Other area organizations contribute meals, financial support, or volunteers to spend the night at the Shelter.
What We Need:
The Emergency Shelter Partnership plans to operate this winter for 22 weeks during which the temperatures typically fall below freezing: November 1, 2010 to April 3, 2011. To do this, we must raise a total of $32,000 to meet our budget, which consists primarily of our supervisors’ salaries, sleep equipment and automotive fuel. Once again, we ask individuals and religious and community organizations in the greater Mount Kisco area to help us keep the Emergency Shelter open this winter season.
How to Participate:
Here are some ways you, your organization or your house of worship can participate in Emergency Shelter Partnership:
- Make a financial contribution to help sustain the Emergency Shelter Partnership. One hundred percent of your contribution goes directly to ensure that all our emergency shelter sites have the appropriate supervision and support. The utmost priority of the Emergency Shelter Partnership is to provide a safe and secure haven each night.
- Volunteer your time. Cook and serve a meal, or volunteer at the Shelter overnight. There are many ways to be involved.

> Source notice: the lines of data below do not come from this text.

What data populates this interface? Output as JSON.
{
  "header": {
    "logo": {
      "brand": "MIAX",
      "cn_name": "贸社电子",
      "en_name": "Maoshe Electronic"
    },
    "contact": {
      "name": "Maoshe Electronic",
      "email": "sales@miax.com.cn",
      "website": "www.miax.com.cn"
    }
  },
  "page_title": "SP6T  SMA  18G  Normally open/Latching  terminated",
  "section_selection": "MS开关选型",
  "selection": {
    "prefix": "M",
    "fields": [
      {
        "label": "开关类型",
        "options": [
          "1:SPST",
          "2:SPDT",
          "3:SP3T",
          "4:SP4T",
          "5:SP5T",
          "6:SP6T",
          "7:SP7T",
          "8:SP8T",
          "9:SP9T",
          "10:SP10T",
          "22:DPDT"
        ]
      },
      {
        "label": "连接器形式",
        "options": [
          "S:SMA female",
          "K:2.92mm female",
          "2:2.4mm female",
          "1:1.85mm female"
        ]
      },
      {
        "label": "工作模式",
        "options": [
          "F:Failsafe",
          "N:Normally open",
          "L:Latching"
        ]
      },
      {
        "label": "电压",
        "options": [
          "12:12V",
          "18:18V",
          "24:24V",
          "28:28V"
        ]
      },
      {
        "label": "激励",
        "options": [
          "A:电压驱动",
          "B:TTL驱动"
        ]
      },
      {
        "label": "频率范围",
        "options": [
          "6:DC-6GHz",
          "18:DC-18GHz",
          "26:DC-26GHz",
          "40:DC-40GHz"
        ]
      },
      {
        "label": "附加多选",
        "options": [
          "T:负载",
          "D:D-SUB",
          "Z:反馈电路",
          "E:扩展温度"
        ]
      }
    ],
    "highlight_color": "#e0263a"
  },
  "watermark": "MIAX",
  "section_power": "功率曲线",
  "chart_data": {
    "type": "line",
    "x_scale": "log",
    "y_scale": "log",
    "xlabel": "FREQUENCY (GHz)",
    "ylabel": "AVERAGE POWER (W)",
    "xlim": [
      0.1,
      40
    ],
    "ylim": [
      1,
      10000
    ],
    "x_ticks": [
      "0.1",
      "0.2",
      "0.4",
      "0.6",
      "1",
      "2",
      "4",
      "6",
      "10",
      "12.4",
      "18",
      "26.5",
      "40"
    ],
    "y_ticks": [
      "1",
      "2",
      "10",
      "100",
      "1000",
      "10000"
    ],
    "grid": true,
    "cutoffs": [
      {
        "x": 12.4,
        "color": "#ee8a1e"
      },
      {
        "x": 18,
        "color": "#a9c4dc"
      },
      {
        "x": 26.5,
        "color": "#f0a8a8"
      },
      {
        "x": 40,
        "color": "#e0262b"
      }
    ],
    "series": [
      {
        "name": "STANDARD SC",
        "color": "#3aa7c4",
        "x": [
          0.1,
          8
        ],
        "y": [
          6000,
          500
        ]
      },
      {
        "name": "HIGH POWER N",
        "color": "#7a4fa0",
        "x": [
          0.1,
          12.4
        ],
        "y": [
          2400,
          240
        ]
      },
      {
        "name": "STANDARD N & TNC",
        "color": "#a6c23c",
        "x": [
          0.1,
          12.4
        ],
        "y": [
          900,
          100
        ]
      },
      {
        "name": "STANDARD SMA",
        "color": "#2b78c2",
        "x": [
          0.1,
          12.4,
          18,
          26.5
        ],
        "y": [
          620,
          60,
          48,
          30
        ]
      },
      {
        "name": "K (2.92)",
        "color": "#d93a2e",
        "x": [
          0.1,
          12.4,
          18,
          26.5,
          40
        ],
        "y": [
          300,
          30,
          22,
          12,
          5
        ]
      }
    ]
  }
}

- Open your house of worship to provide emergency shelter to our community’s homeless during the winter.
How to Donate:
No measure of kindness is too small to consider. Your contributions provide homeless people in our community with lifesaving shelter from the harsh winter elements. Your contribution is tax-deductible.* Please make your donations payable to Emergency Shelter Partnership.
Mail to:
Emergency Shelter Partnership
PO Box 427
Mount Kisco, NY 10549
*Currently, Bedford Presbyterian Church provides administrative oversight for the Emergency Shelter Partnership (“ESP”) staff and payroll, without cost to the ESP, as well as tax deductible status for all donations made directly to the ESP.
Contact Us:
To find out more about the Emergency Shelter Partnership, or how you or your organization may join the Partnership, please contact Reverend Paul Alcorn at the Bedford Presbyterian Church, (914) 234-3672, or Mel Berger at the Mount Kisco Drug Council, (914) 666-0614.
“Working Together to Meet Community Needs”
What is the Emergency Shelter Partnership?
The Emergency Shelter Partnership is an interfaith coalition of community and religious organizations working to find short term emergency shelter for those needing protection from the winter elements.
A Brief History:
In early December 2004, a group of concerned community leaders partnered with the Mount Kisco Drug and Alcohol Abuse Prevention Council, the Northern Westchester Interfaith Clergy Association, and the leadership of the Village of Mount Kisco, to address what it saw as a growing problem of homelessness in Northern Westchester County. Reports of homeless men suffering through severely cold winters and, in some cases, dying from exposure, mobilized the group to develop a program for a winter night emergency shelter. The core of the shelter concept consisted of a handful of churches and synagogues opening their doors to offer a safe place to sleep those in need of shelter.
The emergency shelter began operation on January 24, 2005 at the Bedford Presbyterian Church in Bedford Village, providing shelter for four men. Other local congregations agreed to participate; each providing at least two weeks of emergency shelter over the course of that winter.
Since then, this group effort, called the Emergency Shelter Partnership, has provided emergency shelter for the five coldest months of the year—November through March. More than a dozen religious organizations host the shelter, and many more community groups and individuals lend their support through donations of volunteers, meals, and funds.
This community effort has been a success: since the Emergency Shelter Partnership was established, there have been no reports of deaths from exposure to the winter cold.